A Summary Reversal in an Election Case

Board of Education of East Newark v. Harris, ___ N.J. Super. ___ (App. Div. 2021). Rule 2:8-3(b) allows the Appellate Division to decide appeals summarily without notice to the parties. Though that relief is often sought, it is not often granted. In some election cases, however, the Appellate Division has issued summary decisions. This ruling by Judge Accurso is the latest example of that.

The case arose out of efforts by the plaintiff Board of Education to reclassify its school district from Type I, in which Board members are appointed annually by the Mayor to rotating terms, to Type II, where Board members would be elected by the voters. The Board prepared a ballot question, interpretative statement, and resolution and submitted them to defendant Harris, the Clerk of the Borough of East Newark, seeking to have a question placed on the ballot for the November 3, 2020 general election.

The Clerk rejected the Board’s request as untimely, since that request was not made sufficiently in advance of the November 2020 election (it missed by three or four days) to comply with an Executive Order regarding the timing of the submission of public questions for a vote at that time. As Judge Accurso recounted, what happened next was that “on March 9, 2021, Board counsel again submitted the question, statement and resolution to the Borough Clerk and to defendant Maldonado, the Hudson County Clerk, for inclusion on an April 20, 2021 special election ballot in East Newark even though the Borough was not conducting an election on that day.” Harris responded that, as a Type I district, East Newark did not conduct an April special election, and that, in any event, “such late notice” would not accommodate the logistics necessary to conduct a special election in April. Harris suggested that the resolution should be included on the November 2021 ballot instead.

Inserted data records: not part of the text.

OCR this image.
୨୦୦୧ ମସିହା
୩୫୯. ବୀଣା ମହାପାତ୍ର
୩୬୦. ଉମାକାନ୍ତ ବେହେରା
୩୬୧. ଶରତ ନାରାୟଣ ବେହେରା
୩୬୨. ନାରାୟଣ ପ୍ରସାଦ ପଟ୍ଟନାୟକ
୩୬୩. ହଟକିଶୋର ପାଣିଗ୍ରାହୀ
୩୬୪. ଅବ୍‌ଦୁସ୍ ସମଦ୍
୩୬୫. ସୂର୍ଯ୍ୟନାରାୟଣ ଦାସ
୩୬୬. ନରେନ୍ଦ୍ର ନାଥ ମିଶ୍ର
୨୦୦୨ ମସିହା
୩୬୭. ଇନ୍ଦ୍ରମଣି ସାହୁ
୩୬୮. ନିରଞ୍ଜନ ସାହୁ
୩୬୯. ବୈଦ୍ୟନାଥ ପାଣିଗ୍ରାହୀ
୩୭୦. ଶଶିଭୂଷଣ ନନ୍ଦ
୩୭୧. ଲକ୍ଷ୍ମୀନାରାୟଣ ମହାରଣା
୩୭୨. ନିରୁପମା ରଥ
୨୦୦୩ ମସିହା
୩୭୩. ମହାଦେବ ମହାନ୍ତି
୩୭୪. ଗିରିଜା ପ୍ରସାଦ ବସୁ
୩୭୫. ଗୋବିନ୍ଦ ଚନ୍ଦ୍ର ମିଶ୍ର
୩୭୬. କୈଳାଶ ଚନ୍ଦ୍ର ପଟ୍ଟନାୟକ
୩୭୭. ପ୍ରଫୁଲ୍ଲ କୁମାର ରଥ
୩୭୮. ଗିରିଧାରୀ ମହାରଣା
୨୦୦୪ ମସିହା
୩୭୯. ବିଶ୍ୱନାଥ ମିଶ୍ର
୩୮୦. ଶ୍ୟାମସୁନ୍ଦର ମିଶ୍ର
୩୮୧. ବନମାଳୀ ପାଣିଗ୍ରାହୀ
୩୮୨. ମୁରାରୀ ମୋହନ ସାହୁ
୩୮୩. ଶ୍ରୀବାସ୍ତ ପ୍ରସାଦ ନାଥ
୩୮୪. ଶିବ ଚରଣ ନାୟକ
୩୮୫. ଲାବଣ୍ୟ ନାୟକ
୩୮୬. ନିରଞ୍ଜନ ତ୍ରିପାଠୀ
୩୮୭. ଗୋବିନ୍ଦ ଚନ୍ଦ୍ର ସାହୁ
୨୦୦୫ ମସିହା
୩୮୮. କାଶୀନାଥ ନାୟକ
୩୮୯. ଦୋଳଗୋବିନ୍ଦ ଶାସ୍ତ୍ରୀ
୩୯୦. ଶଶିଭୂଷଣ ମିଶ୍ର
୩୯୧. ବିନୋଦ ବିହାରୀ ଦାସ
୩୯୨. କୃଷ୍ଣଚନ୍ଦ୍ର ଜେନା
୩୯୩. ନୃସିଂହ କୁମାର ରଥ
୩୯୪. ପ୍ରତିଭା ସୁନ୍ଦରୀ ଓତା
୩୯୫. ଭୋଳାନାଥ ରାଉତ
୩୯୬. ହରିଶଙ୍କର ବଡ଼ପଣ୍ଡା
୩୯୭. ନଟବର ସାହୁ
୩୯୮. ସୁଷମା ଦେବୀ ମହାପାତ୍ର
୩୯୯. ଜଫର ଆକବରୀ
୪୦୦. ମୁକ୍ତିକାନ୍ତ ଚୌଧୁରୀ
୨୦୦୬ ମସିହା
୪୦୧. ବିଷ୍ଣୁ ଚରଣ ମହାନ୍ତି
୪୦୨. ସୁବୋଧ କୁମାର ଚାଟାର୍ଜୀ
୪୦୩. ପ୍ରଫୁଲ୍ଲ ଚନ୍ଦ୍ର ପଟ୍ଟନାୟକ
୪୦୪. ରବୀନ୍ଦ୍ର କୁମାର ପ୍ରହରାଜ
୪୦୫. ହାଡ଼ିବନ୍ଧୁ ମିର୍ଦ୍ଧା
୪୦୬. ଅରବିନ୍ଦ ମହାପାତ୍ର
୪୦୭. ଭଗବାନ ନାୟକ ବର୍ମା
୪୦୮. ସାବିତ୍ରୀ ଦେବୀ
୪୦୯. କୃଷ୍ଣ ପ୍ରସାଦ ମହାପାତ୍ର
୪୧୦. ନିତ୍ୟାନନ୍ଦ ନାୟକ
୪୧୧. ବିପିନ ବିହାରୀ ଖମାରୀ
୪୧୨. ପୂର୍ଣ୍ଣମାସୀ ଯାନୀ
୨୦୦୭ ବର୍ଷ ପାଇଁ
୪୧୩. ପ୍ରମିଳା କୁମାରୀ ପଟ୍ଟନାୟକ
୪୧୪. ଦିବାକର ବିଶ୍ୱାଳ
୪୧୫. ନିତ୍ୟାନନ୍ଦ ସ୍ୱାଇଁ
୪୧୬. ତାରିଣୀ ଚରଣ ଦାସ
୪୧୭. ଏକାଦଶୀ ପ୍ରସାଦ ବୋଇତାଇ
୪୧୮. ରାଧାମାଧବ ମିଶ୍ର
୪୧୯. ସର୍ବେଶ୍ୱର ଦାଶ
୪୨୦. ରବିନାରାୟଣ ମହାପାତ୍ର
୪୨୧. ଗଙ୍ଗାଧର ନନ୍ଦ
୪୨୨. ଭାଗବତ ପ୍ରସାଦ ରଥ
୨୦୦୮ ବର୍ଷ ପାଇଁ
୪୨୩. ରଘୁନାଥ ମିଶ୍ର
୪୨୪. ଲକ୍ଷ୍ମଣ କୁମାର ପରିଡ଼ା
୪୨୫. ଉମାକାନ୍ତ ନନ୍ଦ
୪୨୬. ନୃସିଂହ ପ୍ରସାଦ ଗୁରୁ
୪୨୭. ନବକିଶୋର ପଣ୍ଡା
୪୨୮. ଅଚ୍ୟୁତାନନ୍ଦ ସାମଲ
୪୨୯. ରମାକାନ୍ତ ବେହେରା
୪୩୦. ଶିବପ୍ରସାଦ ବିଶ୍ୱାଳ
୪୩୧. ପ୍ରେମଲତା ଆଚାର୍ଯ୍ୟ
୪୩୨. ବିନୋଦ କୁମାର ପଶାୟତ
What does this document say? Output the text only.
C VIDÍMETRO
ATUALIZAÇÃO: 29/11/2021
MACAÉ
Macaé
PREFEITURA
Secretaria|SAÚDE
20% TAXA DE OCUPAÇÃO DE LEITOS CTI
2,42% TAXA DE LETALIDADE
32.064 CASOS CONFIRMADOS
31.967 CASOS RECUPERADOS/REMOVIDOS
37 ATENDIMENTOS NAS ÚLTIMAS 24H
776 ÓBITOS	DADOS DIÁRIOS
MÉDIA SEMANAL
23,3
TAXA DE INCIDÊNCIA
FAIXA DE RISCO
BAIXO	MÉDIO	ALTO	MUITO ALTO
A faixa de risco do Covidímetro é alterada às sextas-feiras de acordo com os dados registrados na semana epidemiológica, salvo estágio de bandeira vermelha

On Friday, March 19, the Board sued, seeking an order to show cause to compel the ballot question to be voted on in an election on April 20 or, alternatively, during the primary election scheduled for June 8, 2021. The Law Division scheduled a telephone conference for Tuesday, March 23. Harris submitted a letter explaining why he opposed the order to show cause, but he was not given the chance to answer the complaint or brief the issues. Nor was he told that the court intended to proceed in a summary manner. At the end of the phone conference, the Law Division granted final relief to the Board and ordered the ballot question to be presented to the voters at an election on April 20, with ballots to be printed within 48 hours of the Law Division’s decision.

Harris immediately went to the Appellate Division, seeking an emergent stay pending appeal. After the accelerated briefing ordered by the Appellate Division, in which the parties addressed the ultimate merits rather than the request for a stay, the Appellate Division issued an order, accompanied by a statement of reasons, reversing the Law Division’s ruling. Judge Accurso’s published opinion was a subsequent reformatting of the statement of reasons, along with “such additions as necessary to allow the reader a better grasp of the procedural history, revising to add additional citations and improve the flow of the text, which time did not permit when issuing [the Appellate Division’s] order.”

Judge Accurso stated that the issue was one of pure statutory interpretation, which called for de novo review. “N.J.S.A. 18A:9-5, which governs submission of a reclassification question in Type I districts, provides in pertinent part that the municipal clerk shall ’cause said question to be submitted at the next municipal or general election which will be held in the municipality following the expiration of 35 days from the date of the adoption of the resolution.” Under N.J.S.A. 19:1-1, “a ‘general election’ means the annual election to be held on the first Tuesday after the first Monday in November and, where applicable, includes annual school elections and annual fire district elections held on that date.’ Whereas a ‘municipal election’ means an election to be held in and for a single municipality only, at regular intervals.” As Harris told the judge in his letter regarding the order to show cause, “East Newark does not hold municipal elections because East Newark is a partisan community. Municipal elections are unique to non-partisan municipalities, and they occur in May.”

There was thus no statutory basis to compel an election on April 20. There was simply no “”general election” or “municipal election” then.

The Law Division also found equities to support its decision. But Judge Accurso rejected the equity rationale. Equity follows the law, she noted, and though equity “does not bar the crafting of a remedy not recognized by legislation or found in the common law, . . . it does prevent the issuance of a remedy that is inconsistent with recognized statutory or common law principles.” Harris properly relied on the Executive Order in declining to place the question on the November 2020 ballot.

Judge Accurso observed that, having missed the deadline for that ballot by only a few days, the Board might have challenged Harris’s action in that regard and might well have prevailed. But the Board did not do that, so its argument that “voters in East Newark were deprived of the ability to ‘have their voices heard’ on reclassification of their school district in last November’s general election … was based on the Board’s failures, no one else’s.” Accordingly, the Appellate Division dismissed the Board’s complaint and reversed the Law Division’s order directing a special election.